133: Mammals and Dandelions (Neil Gaiman)

“I’ve got so much inside  /  If only you would listen–”
                -a child singing in The School of Rock; and yeah, last weekend, that musical made me cry.

“Mammals, [Cory Doctorow] said, and I paraphrase here and do not put it as well as Cory did, invest a great deal of time and energy in their young, in the pregnancy, in raising them. Dandelions just let their seeds go to the wind, and do not mourn the seeds that do not make it. Until recently, creating intellectual content for payment has been a mammalian idea. Now it’s time for creators to accept that we are becoming dandelions.”
                -Neil Gaiman, in considering how the internet will affect writers and writing

                I read about the dandelions, and started worrying about Ragnarok and the End of Art. If we follow Doctorow, won’t we fall faster and faster into a world defined by the easy, accessible, gravitational cuteness of cat videos? Won’t we doom ourselves to shallow art reaffirming simple assumptions, to echo chambers where others repeat what we already wanted to believe? To the kind of poem that looks great in front of a picture of a sunset, and fits nicely on my phone’s screen? Doesn’t that mean THE END?
                No. No, it doesn’t. For Gaiman looked, and beheld a pale horse; and his name that sat on him was Relax, and folks doing art followed after. I think we’ll be okay.
                (Quick tangent: touching, but not central.
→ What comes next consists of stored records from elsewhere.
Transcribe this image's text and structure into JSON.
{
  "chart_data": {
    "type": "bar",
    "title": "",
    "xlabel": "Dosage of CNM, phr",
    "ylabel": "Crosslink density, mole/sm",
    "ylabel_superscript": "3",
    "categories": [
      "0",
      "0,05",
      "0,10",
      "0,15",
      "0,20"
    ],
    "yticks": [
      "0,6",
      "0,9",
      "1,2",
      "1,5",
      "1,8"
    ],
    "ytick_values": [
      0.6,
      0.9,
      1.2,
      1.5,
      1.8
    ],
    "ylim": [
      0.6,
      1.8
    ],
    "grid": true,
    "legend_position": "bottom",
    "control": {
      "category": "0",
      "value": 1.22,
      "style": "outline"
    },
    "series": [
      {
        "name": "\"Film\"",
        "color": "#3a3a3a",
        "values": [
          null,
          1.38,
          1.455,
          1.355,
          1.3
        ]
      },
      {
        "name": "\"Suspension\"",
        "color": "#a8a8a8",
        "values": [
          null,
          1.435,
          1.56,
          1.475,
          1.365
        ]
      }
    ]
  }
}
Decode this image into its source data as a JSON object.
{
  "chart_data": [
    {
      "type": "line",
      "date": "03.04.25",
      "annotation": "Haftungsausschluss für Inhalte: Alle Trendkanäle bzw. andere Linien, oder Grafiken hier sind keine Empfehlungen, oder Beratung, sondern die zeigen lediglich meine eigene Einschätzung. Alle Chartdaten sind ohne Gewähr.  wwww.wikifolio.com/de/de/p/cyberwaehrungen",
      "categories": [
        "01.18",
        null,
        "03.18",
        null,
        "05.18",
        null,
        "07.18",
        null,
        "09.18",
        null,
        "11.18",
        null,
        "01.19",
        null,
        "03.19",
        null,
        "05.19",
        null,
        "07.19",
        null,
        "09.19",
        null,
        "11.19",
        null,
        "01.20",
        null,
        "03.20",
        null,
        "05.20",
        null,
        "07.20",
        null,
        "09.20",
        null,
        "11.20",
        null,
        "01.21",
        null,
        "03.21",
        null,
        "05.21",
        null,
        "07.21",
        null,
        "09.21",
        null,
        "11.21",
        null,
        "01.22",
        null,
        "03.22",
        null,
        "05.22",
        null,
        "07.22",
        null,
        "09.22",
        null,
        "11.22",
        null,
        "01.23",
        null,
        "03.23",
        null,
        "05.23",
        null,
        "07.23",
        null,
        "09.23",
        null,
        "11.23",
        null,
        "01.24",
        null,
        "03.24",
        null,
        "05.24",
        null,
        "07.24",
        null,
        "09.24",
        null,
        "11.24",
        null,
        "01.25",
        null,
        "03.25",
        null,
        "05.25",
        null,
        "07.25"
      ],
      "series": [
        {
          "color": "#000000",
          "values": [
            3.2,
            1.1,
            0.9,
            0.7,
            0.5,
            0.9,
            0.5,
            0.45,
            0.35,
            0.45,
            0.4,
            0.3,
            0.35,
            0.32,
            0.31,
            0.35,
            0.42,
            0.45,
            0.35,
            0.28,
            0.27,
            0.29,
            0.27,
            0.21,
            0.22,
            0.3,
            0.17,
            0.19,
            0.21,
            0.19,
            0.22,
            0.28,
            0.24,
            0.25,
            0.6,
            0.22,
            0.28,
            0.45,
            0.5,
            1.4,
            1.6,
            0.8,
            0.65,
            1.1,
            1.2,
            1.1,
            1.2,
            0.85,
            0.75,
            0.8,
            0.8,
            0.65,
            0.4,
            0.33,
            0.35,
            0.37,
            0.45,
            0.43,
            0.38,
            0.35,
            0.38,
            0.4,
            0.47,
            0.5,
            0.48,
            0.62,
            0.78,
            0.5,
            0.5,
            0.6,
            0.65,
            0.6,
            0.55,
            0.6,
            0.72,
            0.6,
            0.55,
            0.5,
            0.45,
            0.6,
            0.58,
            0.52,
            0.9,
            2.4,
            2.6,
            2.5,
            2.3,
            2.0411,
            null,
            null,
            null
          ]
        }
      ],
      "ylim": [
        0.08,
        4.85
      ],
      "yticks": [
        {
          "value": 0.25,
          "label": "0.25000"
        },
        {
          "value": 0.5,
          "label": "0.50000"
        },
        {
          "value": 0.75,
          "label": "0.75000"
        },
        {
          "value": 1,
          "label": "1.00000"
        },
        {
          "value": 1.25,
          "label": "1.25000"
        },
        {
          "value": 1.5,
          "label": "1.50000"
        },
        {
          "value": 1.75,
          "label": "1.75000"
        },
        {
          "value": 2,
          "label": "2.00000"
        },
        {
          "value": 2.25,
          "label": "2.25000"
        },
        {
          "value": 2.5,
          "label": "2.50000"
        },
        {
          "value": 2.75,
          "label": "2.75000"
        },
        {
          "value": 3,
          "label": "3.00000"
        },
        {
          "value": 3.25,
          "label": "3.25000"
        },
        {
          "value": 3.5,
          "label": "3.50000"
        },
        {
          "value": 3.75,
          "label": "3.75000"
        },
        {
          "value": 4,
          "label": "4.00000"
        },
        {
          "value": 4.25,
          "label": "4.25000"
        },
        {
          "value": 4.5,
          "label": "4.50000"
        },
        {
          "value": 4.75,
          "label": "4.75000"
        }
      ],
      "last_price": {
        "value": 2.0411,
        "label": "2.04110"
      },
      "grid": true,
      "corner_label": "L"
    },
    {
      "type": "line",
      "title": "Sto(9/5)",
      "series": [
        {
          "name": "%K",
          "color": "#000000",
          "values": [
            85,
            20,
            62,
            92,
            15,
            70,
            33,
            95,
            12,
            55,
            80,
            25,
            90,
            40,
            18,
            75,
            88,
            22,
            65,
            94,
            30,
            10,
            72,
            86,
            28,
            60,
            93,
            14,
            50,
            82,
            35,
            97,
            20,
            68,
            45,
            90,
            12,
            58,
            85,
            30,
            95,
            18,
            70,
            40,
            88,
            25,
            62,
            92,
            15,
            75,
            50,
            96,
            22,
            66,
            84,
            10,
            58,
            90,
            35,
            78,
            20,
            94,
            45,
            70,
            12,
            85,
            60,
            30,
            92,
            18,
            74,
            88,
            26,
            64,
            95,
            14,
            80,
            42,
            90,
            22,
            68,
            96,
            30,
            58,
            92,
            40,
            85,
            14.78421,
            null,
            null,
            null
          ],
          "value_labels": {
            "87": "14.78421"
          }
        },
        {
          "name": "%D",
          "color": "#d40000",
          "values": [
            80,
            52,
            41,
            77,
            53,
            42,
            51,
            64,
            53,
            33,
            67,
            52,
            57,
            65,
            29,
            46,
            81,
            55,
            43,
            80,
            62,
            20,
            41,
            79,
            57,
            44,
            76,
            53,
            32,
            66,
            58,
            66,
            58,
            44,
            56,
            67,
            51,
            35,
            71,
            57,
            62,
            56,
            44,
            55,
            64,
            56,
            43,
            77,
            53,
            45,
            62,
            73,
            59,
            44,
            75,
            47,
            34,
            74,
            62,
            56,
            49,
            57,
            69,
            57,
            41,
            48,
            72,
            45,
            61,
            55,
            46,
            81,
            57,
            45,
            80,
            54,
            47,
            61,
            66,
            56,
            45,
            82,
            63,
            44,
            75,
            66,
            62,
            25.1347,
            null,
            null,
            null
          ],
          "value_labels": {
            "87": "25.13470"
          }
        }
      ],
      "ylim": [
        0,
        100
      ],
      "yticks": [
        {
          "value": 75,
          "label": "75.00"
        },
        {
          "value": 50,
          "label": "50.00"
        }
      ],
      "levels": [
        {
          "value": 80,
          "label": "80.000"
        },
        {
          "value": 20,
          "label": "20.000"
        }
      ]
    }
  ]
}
Doctorow’s mammal/dandelion idea is pulled from something my Amherst prof called r/K selection theory. Some species–dandelions, flies–have big, short-lived population booms when there’s a feast, and some species–whales, elephants, us–have smaller, more stable populations of bodies developed to live through famine. It’s a question of priority: should I spend my energy making a body that can walk across the deserts and survive, or should I hurry up, have a thousand kids already, and let this dandelion body, as it were, go to seed. All of which is super cool, and a great foundation for metaphors. So thanks, Doctorow).
                Tomorrow, in class, we’re reading a few pages that a student wrote. I doubt the pages would get her into Harvard. I doubt they’ll ever be published, and I know she could have spent more time polishing her phrases. All the same, what she wrote is going to help. She took an issue close to her heart, she struggled, she thought, she laughed, she learned, and she gave us something I think we can learn from. Because she’s one of them, her words will have an impact that ‘professional’ writing might struggle to match. I love the texts that have been passed down, the treasures handed through generations. But I also love what this sixteen year old can do with a young life’s experience, a heart’s hurt, a heart’s hope, and a few hours’ work.
                And it’s not just her. Lots of my students–all of them, I think–could write something that, while it might not last forever, could help their community think, heal, laugh, and grow. What else is writing for?
                So hurrah for the elephants, elegant and old, and hurrah for all the dandelions’ seeds.